How to put the Greek economy on the path of recovery

(MENAFN- AFP) No matter the solution found for Greece's debt crisis, fixing problems in Greek tax structures, foreign investment flows and export activity must take place for the Economy to start growing again.

Athens had been able to balance its finances with austerity policies imposed by creditors as part of its bailout programme, but economists say the Greek economy remains plagued with structural weaknesses and disparities.

Sustainable growth will only happen once those problems are corrected in priority areas after the current crisis abates.


According to Olivier Passet, director of economic analysis at Xerfi, resolving Greece's pension "time bomb... is priority number one."

"If nothing is done, the pension system may be running a deficit of seven to eight percent of GDP by 2030. Greece can't avoid this reform," Passet says of the huge demographic shift into retirement that most developed countries are also facing.

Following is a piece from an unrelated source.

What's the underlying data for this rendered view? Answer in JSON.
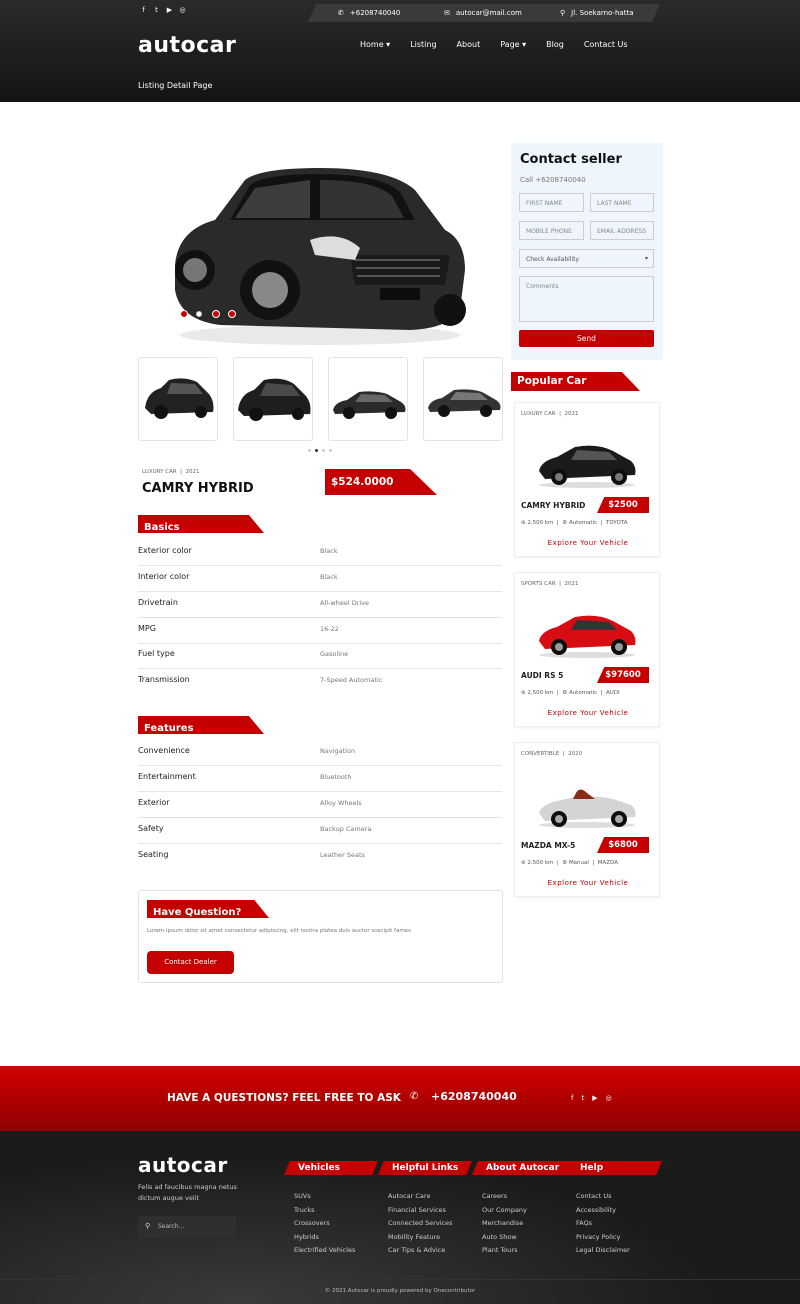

To balance its finances, Greece must also muscle up its tax services.

"There are clearly tax collection insufficiencies, and problems of tax evasion. Athens is going to have to find solutions," says Xavier Timbeau, research director at the French Economic Observatory in Paris.

In 2012 Nikos Lekkas, director of Greece's tax auditing service, estimated the income lost to evasion at 40 to 45 billion euros ($44 to $50 billion) annually, representing 12 to 15 percent of Greek gross domestic product (GDP).

"There's an undeniable governance problem (with) established cases of cronyism and corruption" that the Greek government must put an end to, Timbeau notes.


Restoration of growth will also depend on Greece attracting a larger influx of foreign investment. To encourage that Athens must simplify its suffocating administrative regime.

Experts say more transparency, reliability and accountability in rules pertaining to business investment would go far towards luring greater volumes of investments "in future sectors like greenfield", says Passet, as foreigners feel more secure putting down job-creating roots in the country.

"Without stability you cannot attract capital," Timbeau says.


According to Gabriel Colletis, a University of Toulouse professor close to the ruling Syriza party, Greece's main problem is the under-development of higher value economic activity -- one consequence of an insufficiently diversified economy.

Greece does boast some competitive economic sectors, including tourism, agriculture and port operations. But many companies within those activities went bankrupt during Greece's brutal recession. Meantime, the country has struggled to generate added value from its stronger sectors, especially tourism, due to their middle-market positioning.

Passet argues economic recovery will require Greece to identify and develop activity in certain key sectors.

"The country has numerous assets, notably in the energy sector with wind and solar resources. It could meet around 70 percent of its power demands with renewable sources," Passat says.


Last year Greece's trade balance was -20.5 billion euros. The deficit was largely due to energy imports, but also the fact Greek companies have had difficulty holding their own in international markets.

"It's a country that exports little and poorly," says Charles Wyplosz, professor of International Economics at the Graduate Institute of International and Development Studies in Geneva.

Better trade promotion and helping Greek companies get onto foreign markets could correct that.

"Everywhere in Europe you find Italian and Spanish olive oil, but not Greek," adds Passet. Greek companies "lack today the capital and sales networks."


The crisis has seen Greece's unemployment rate more than double to 26.9 percent of the workforce. The figure is over 50 percent among under-25 year olds, who are more likely to exercise their rights to move to other EU countries to find work.

"The country has sunk into poverty. It is a social problem, and an economic one," says Timbeau, who recommends proactive measures to boost employment.

While emigration helps relieve social pressure from mass unemployment in the short term, it harms a country in the long term as it loses valuable skills.

"The educated are taking refuge in public service or leaving the country," says Passet. "This human capital needs to be shifted to productive sectors."